Comores: Azali Assoumani élu nouveau président

Azali Assoumani élu, ce dimanche 15 mai 2016, nouveau président des Comores par la Cour Constitutionnelle.
© Ibrahim Youssouf/AFP

Aux Comores les résultats définitifs des élections présidentielles étaient attendus et sont maintenant connus. Azali Assoumani est le nouveau chef de l’Etat et désormais, plus aucun recours n’est possible. Il a été déclaré, ce dimanche 15 mai, président de l'Union des Comores par la Cour constitutionnelle. Cette proclamation met ainsi un terme à une élection à rebondissements.

Cette fois, c'est fait. Les Comoriens connaissent le nom de leur nouveau président, le colonel Azali Assoumani Boina Hairi. L'annonce aujourd'hui de la Cour Constitutionnelle marque effectivement la ligne d'arrivée d'une interminable course d'obstacles.

Les résultats du premier tour annoncés par la Céni au milieu de la nuit ; les résultats du second tour annoncés cinq jours après le scrutin dans une ambiance de haute tension ; la validation de la Cour constitutionnelle intervenant dix longs jours plus tard pour n'être finalement qu'un décret de reprise de ce second tour qui a eu lieu dans treize bureaux de l'île d'Anjouan, et qui s'est soldé par la fuite, au milieu de la nuit, du président de la Céni avec urnes et procès-verbaux, furent autant d’incidents.

De dysfonctionnements en tentatives de fraudes soupçonnées, le droit a finalement parlé. L'actuel vice-président et candidat du pouvoir sortant, Mohamed Ali Soilihi dit « Mamadou » totalise 39,66% des suffrages contre 41,43% pour le nouveau président des Comores, Azali Assoumani.

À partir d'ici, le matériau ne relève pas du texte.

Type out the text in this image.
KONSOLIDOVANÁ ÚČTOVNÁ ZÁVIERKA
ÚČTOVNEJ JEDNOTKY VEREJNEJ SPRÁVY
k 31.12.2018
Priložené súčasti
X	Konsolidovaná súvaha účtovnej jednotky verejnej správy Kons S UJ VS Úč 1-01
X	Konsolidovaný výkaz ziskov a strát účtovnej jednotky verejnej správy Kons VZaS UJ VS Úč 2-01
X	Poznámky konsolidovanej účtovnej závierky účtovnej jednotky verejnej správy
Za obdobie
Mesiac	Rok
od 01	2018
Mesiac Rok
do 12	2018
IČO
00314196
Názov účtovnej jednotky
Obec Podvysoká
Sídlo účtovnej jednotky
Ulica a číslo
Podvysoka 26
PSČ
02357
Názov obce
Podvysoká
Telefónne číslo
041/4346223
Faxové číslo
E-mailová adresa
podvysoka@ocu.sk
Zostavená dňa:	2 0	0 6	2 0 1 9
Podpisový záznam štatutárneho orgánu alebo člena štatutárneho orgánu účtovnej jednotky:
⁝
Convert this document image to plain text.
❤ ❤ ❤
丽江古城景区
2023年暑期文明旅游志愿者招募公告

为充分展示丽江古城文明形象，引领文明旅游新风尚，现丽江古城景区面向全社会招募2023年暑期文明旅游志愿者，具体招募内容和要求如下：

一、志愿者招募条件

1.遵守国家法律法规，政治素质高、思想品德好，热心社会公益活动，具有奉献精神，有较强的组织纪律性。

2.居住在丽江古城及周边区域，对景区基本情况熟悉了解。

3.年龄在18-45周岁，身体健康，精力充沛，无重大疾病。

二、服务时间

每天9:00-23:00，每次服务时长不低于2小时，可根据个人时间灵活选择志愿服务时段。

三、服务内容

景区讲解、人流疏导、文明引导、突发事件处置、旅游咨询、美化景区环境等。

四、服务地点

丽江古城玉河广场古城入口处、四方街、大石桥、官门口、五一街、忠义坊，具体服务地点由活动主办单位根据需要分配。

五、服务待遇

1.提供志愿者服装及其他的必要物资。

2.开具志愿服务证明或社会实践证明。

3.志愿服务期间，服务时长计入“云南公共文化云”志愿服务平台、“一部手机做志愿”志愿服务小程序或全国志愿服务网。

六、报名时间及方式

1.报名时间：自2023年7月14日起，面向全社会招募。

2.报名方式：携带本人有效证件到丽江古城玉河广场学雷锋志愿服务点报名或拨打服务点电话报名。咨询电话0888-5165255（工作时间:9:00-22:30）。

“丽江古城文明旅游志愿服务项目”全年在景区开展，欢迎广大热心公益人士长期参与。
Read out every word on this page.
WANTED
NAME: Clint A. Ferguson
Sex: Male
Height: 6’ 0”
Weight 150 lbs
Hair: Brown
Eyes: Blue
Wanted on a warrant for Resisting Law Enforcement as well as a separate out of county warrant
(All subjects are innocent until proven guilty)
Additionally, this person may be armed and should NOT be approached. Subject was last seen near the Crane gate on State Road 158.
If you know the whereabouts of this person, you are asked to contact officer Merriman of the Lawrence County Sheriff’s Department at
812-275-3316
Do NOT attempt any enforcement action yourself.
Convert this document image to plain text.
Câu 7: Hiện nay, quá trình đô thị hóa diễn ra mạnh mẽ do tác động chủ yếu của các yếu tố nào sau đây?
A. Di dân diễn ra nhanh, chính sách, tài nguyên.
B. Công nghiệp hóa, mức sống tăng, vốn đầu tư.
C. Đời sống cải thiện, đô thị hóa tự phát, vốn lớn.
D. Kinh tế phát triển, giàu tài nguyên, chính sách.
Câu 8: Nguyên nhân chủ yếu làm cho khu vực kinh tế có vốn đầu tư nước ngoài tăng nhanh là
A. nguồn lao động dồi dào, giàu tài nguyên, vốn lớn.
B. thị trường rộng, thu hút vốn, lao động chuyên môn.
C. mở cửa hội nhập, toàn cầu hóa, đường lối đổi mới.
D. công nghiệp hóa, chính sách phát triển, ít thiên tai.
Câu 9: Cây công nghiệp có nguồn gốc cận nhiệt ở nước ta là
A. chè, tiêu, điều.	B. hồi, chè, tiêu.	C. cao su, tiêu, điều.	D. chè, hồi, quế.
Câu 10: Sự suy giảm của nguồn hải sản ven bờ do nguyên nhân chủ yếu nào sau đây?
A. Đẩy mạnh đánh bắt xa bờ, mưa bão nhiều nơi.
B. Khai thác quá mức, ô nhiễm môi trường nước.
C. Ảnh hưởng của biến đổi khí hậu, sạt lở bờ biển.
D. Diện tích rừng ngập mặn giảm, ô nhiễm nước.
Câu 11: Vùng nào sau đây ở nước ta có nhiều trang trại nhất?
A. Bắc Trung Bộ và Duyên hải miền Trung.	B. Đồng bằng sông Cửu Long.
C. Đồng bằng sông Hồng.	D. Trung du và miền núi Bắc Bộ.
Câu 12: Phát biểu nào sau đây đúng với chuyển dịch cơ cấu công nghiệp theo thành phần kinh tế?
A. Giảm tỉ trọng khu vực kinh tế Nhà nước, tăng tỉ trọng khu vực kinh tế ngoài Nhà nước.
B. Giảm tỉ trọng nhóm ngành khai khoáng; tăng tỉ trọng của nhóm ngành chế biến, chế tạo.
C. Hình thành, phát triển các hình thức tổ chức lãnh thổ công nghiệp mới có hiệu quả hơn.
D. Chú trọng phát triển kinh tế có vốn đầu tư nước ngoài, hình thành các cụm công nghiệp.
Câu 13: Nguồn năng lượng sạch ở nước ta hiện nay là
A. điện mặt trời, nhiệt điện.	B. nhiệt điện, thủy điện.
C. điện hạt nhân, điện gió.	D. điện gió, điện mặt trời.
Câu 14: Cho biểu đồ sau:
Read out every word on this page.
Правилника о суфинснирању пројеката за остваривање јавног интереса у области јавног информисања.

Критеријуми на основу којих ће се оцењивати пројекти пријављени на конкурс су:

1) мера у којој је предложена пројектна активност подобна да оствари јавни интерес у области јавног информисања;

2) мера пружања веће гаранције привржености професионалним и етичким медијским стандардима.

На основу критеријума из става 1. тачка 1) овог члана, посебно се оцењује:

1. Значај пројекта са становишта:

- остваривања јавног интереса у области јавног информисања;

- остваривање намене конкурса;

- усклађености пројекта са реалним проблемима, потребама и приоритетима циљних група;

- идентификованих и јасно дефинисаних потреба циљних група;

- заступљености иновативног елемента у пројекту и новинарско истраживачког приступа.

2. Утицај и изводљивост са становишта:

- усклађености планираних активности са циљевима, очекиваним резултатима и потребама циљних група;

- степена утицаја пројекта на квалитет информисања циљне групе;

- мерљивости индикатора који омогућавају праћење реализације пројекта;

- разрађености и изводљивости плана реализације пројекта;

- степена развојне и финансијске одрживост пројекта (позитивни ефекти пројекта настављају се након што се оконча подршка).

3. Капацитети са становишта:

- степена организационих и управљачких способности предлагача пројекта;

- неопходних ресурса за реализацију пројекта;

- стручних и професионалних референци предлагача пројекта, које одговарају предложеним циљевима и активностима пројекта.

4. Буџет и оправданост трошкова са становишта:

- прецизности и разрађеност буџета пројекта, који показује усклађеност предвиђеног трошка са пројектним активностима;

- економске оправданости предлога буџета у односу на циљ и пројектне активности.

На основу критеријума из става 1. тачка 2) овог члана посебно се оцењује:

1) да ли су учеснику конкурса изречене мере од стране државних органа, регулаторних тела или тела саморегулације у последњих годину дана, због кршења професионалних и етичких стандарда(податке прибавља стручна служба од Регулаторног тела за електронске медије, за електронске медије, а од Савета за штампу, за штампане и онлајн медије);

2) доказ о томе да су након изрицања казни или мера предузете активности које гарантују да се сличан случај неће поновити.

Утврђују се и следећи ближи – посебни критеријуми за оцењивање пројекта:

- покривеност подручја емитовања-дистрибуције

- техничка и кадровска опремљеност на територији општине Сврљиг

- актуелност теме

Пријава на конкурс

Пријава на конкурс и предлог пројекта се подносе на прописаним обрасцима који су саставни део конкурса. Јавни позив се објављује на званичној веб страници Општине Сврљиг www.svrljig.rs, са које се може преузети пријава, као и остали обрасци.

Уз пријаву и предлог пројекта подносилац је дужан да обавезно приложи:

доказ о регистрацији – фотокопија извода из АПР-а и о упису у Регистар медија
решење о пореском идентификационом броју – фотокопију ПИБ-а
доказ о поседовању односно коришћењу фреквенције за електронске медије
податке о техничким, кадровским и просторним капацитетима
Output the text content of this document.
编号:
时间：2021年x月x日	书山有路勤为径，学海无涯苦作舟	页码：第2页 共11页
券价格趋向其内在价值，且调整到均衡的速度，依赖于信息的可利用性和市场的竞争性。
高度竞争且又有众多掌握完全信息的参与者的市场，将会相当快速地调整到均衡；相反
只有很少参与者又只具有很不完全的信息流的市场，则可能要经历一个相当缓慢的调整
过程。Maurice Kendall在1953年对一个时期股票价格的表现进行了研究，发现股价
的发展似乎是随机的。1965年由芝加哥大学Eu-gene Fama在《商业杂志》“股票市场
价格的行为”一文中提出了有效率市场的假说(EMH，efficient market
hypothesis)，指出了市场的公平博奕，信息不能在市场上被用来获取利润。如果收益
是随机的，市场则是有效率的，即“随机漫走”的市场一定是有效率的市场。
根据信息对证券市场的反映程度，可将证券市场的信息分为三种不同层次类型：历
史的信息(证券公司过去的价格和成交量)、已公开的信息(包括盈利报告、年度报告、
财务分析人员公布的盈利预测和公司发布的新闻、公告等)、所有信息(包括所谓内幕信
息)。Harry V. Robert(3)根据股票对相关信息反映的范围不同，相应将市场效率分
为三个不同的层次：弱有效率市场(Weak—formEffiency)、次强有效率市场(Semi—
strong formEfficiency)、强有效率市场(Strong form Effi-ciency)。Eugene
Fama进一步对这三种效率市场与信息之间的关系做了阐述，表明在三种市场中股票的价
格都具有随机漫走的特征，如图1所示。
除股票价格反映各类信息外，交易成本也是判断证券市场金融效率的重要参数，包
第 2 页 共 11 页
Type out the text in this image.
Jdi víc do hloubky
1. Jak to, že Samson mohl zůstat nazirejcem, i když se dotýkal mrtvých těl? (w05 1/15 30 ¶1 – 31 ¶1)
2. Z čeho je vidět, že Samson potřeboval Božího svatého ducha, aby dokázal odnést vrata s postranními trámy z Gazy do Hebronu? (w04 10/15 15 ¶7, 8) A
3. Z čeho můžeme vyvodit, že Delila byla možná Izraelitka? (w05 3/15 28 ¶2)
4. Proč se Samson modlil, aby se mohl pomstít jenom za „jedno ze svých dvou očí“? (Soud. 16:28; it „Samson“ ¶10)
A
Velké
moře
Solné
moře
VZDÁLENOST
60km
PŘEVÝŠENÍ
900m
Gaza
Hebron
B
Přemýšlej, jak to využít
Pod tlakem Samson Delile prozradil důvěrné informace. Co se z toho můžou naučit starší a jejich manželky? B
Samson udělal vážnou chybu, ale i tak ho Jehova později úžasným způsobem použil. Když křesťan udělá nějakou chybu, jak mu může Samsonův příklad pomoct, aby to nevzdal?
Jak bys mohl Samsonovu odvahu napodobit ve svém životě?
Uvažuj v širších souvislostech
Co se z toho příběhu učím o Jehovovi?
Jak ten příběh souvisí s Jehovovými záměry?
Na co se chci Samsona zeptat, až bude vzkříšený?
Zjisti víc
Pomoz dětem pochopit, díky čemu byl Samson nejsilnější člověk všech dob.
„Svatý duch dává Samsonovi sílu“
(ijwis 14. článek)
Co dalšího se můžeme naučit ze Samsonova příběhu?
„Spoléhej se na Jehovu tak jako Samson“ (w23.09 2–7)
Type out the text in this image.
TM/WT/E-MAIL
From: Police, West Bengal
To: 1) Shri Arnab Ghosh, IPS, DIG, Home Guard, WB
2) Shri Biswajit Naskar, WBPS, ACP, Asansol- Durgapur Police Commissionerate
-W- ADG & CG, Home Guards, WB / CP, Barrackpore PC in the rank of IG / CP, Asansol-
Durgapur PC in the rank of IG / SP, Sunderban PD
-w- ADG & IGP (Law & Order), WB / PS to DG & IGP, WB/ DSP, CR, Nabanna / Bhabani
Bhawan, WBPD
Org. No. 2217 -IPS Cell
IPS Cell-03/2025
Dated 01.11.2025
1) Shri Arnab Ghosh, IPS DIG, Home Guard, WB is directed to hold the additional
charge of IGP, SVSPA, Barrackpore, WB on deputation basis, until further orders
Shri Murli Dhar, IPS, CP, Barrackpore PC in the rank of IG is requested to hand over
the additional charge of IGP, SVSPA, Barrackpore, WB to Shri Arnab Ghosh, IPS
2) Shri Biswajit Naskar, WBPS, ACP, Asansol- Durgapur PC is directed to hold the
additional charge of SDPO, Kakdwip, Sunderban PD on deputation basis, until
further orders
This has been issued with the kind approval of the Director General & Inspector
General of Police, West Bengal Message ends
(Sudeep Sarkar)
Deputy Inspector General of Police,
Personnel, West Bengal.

Azali Assoumani, ex-putschiste et ancien président, est arrivé au pouvoir par un putsch, en avril 1999, et s'y maintiendra jusqu’en 2006, avant de le céder démocratiquement à Ahmed Abdallah Sambi, nouvellement élu.

Soulagement et joie

Les rues de la capitale ont été le théâtre de la liesse populaire jusqu'à tard dans la soirée samedi. Fidèle parmi les fidèles au président Azali Assoumani, son ancien directeur de cabinet Mohamed Chatur Badaoui a exprimé sa joie. « Très satisfaits des résultats obtenus, a-t-il réagi. Très sereins, on attendait de tels résultats puisque sans les partielles, c'est le colonel Azali qui dépassait largement le candidat Mohamed Ali Soilihi. Toutefois on y est allés parce qu'on était sûrs de gagner ces treize bureaux et on les a gagnés. C'est l'émotion, mais nous sommes très confiants. Nous félicitons le peuple comorien : les cinq années à venir c'est le colonel Azali pour le développement de notre pays. »

Electeurs d'Azali Assoumani ou pas, tous s'accordent sur un point : ce processus électoral a été trop long. Le pays a vécu au rythme des élections pendant cinq mois, ça suffit. « La population était fatiguée avec le doute qui planait. Personne n'était tranquille dans la rue. On se craignait les uns les autres et les gens ne supportaient plus cette crainte », explique un Comorien.

« On croyait qu'il allait y avoir des problèmes entre nous. Mais puisqu'ils ont décidé de nous dire celui qui a gagné, qui a emporté ces élections maintenant on est très contents », se réjouit un autre.

La dernière étape de ce processus électoral aura lieu le 26 mai prochain pour l'investiture du président. La vie devrait ensuite reprendre son cours normal aux Comores.